Menurut Bose, R (2004), dari keempat enablers tersebut, culture adalah faktor
yang paling potensial dan paling sulit untuk berubah. Budaya adalah kombinasi dari
shared history, expectations, unwritten rules, dan social mores yang mempengaruhi
keseluruhannya pada perilaku dari karyawan. Teknologi adalah faktor yang
mempunyai contributor penting bagi karyawan, penggunaan teknologi groupware
dan internet/intranet/extranet secara intensif telah memberikan pengaruh yang besar
pada kemampuan karyawan untuk melakukan sharing pengetahuan dan practices
secara efektif.
Menurut Bose, R (2004), infrastruktur mencakup mekanisme transfer, seperti
teknologi, proses kerja dan jaringan orang, untuk memastikan bahwa best practices
tersampaikan ke seluruh bagian perusahaan.
Menurut Yu & Liu (2008), salah satu pertimbangan yang penting di dalam
knowledge sharing adalah bagaimana memotivasi seorang individu untuk membagi
pengetahuan yang mereka percaya bahwa pengetahuan tersebut sangat bernilai bagi
individu yang bersangkutan di dalam organisasi. Banyak perusahaan telah
menggunakan system reward/penghargaan untuk merangsang karyawan untuk saling
membagi pengetahuan satu dengan yang lain. Yu & Liu (2008) berpendapat bahwa
knowledge sharing adalah sangat terkait dengan motivasi.
17
Model yang disusun oleh Yu & Liu (2008) menyatakan bahwa motivasi
dipengaruhi oleh dua hal :
a. Commitment : compliance commitment, identification commitment,
internalization commitment
b.
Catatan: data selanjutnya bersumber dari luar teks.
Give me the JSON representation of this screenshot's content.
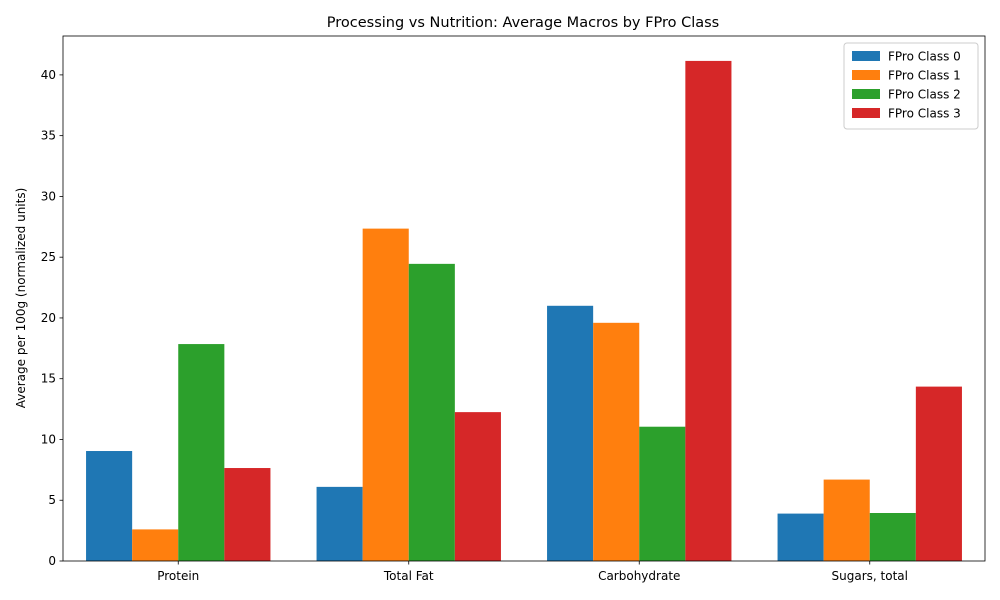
{
  "chart_data": {
    "type": "bar",
    "title": "Processing vs Nutrition: Average Macros by FPro Class",
    "xlabel": "",
    "ylabel": "Average per 100g (normalized units)",
    "categories": [
      "Protein",
      "Total Fat",
      "Carbohydrate",
      "Sugars, total"
    ],
    "ylim": [
      0,
      43.2
    ],
    "yticks": [
      0,
      5,
      10,
      15,
      20,
      25,
      30,
      35,
      40
    ],
    "grid": false,
    "legend_position": "top-right",
    "series": [
      {
        "name": "FPro Class 0",
        "color": "#1f77b4",
        "values": [
          9.05,
          6.1,
          21.0,
          3.9
        ]
      },
      {
        "name": "FPro Class 1",
        "color": "#ff7f0e",
        "values": [
          2.6,
          27.35,
          19.6,
          6.7
        ]
      },
      {
        "name": "FPro Class 2",
        "color": "#2ca02c",
        "values": [
          17.85,
          24.45,
          11.05,
          3.95
        ]
      },
      {
        "name": "FPro Class 3",
        "color": "#d62728",
        "values": [
          7.65,
          12.25,
          41.15,
          14.35
        ]
      }
    ]
  }
}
Need : autonomy need, relatedness need and competence need.
Untuk membuktikan kedua hal yang mempengaruhi motivasi maka Yu & Liu
(2008) menyusun hipotesis sebagai berikut :
a. Adanya hubungan yang sifatnya positif dan langsung antara kebutuhan dan
motivasi melakukan sharing pengetahuan
b. Tipe kebutuhan yang berbeda akan mempunyai dampak yang berbeda pada
motivasi melakukan sharing pengetahuan
c. Komitmen dan kebutuhan akan memiliki dampak yang dapat dispesifikasikan
di dalam motivasi melakukan sharing pengetahuan.
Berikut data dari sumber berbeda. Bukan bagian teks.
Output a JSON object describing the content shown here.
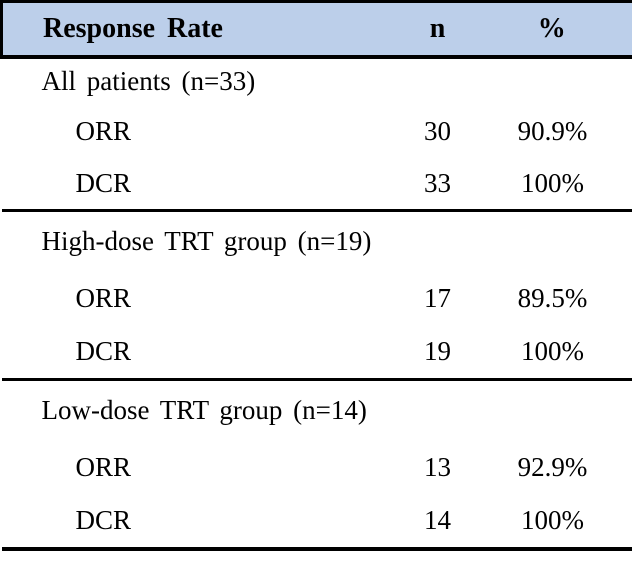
{
  "table": {
    "header": {
      "col_label": "Response Rate",
      "col_n": "n",
      "col_pct": "%"
    },
    "sections": [
      {
        "label": "All patients (n=33)",
        "rows": [
          {
            "name": "ORR",
            "n": "30",
            "pct": "90.9%"
          },
          {
            "name": "DCR",
            "n": "33",
            "pct": "100%"
          }
        ]
      },
      {
        "label": "High-dose TRT group (n=19)",
        "rows": [
          {
            "name": "ORR",
            "n": "17",
            "pct": "89.5%"
          },
          {
            "name": "DCR",
            "n": "19",
            "pct": "100%"
          }
        ]
      },
      {
        "label": "Low-dose TRT group (n=14)",
        "rows": [
          {
            "name": "ORR",
            "n": "13",
            "pct": "92.9%"
          },
          {
            "name": "DCR",
            "n": "14",
            "pct": "100%"
          }
        ]
      }
    ],
    "colors": {
      "header_bg": "#bccfea",
      "border": "#000000",
      "text": "#000000",
      "background": "#ffffff"
    }
  }
}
2.6 Model Keterkaitan Singh dan Kant (2008)
Berikut ini beberapa konsep yang terkait dengan knowledge management
barriers berdasarkan pada model yang dikembangkan Singh dan Kant (2008) :
a. Lack of top management commitment
Menurut Singh dan Kant (2008), pihak manajemen puncak di perusahaan
bertanggung jawab penuh di dalam setiap aktivitas yang terjadi di semua level
perusahaan. Manajemen puncak di perusahaan bertanggung jawab di dalam
menganalisa SWOT dari kemampuan perusahaan untuk mendapatkan visi mengenai
jenis pengetahuan yang akan dikembangkan di dalam perusahaan (Nonaka dan
Takeuchi, 1995). Komitmen manajemen adalah instrument di dalam pengembangan
struktur organisasi, infrastruktur teknologi dan berbagai proses pembuatan keputusan
di dalam perusahaan. Efektifitas implementasi manajemen pengetahuan memerlukan
komitmen dan dukungan jangka panjang dari pihak manajemen perusahaan
khususnya di dalam merekrut karyawan dan menjaga supaya karyawan merasa
nyaman bekerja di dalam perusahaan (Brand, 1998 di dalam Singh dan Kant, 2008).
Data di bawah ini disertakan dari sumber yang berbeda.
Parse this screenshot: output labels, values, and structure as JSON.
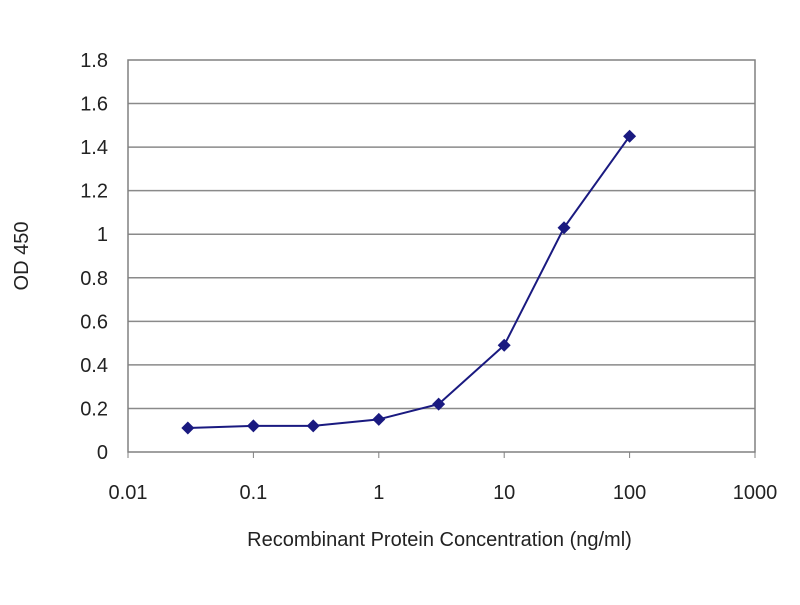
{
  "chart_data": {
    "type": "line",
    "title": "",
    "xlabel": "Recombinant Protein Concentration (ng/ml)",
    "ylabel": "OD 450",
    "x_scale": "log",
    "xlim": [
      0.01,
      1000
    ],
    "ylim": [
      0,
      1.8
    ],
    "x_ticks": [
      0.01,
      0.1,
      1,
      10,
      100,
      1000
    ],
    "x_tick_labels": [
      "0.01",
      "0.1",
      "1",
      "10",
      "100",
      "1000"
    ],
    "y_ticks": [
      0,
      0.2,
      0.4,
      0.6,
      0.8,
      1,
      1.2,
      1.4,
      1.6,
      1.8
    ],
    "y_tick_labels": [
      "0",
      "0.2",
      "0.4",
      "0.6",
      "0.8",
      "1",
      "1.2",
      "1.4",
      "1.6",
      "1.8"
    ],
    "grid": "horizontal",
    "legend": "none",
    "series": [
      {
        "color": "#1a1a80",
        "marker": "diamond",
        "x": [
          0.03,
          0.1,
          0.3,
          1,
          3,
          10,
          30,
          100
        ],
        "y": [
          0.11,
          0.12,
          0.12,
          0.15,
          0.22,
          0.49,
          1.03,
          1.45
        ]
      }
    ]
  }
}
Menurut Chang, et.al (2008), untuk mendapatkan kesuksesan di dalam
proyek implementasi manajemen pengetahuan, tahap yang pertama adalah
mendapatkan dukungan dan komitmen dari manajemen puncak untuk memberikan
18
inisiatifnya. Tipe kepemimpinan juga akan memberikan dampak pada outcome
manajemen pengetahuan.
Menurut Iftikhar (2003) menyatakan bahwa dukungan yang bagus dari
manajemen puncak sangat membantu tidak hanya untuk waktu pelaksanaan proyek
tetapi juga menyediakan dukungan pasca proyek. Manajemen puncak menunjukkan
komitmen dan tindakannya dalam bentuk kebijakan KM, guidelines dan aktivitas-
aktivitas. Manajemen puncak mampunyai pemahaman yang bagus tentang
pengetahuan dan keterampilan dari para staffnya.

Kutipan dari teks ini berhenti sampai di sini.